Т. 4. Сибирь. Роман - Марков Георгий Мокеевич 24 стр.


— Ох, господи, вот горюшко-то! — вздохнула Маша, а старик, то и дело норовивший влезть в разговор Кати с солдатом, широко размахнул рукой в собачьей рукавице, осенив себя крестным знамением.

— Ты хорошо, Лука, насчет русской души сказал: бьют ее, как конопляную нитку. По только ты не закончил своей мысли. Что ж, есть у этого битья конец или нету?

— Знамо дело! У каждой веревки конец есть, — не утерпев, ввернул-таки свое словцо старик.

— Правильно говоришь, дед. Есть конец и у этого битья. Но вот подобраться к этому концу можно только при сильном желании. Если будешь сидеть сложа руки, еще триста лет будешь ждать и не дождешься. Ты что-нибудь, Лука, о большевиках слышал?

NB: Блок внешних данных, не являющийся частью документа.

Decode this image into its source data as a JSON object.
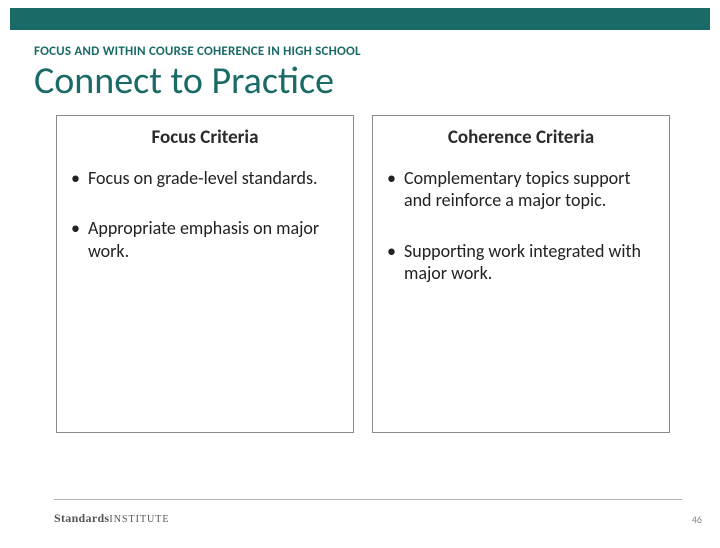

Лука молчал. Старик раза два прошептал незнакомое слово и тоже сник. А как ему хотелось опередить солдата, взять над ним верх!

— Большевики — это партия рабочих. Революционеры…

Худое лицо солдата вдруг обмякло, и он усмехнулся, обнажая желтые от махорочного дыма, крупные зубы: вспомнил. Ну как же! Были у них в полку большевики — один прапорщик, трое рядовых. Против царя солдат настраивали, против фабрикантов и помещиков. Повернуть оружие против богатых хотели. Но не повезло им. Военно-полевой суд отправил всех четверых на вечную каторгу.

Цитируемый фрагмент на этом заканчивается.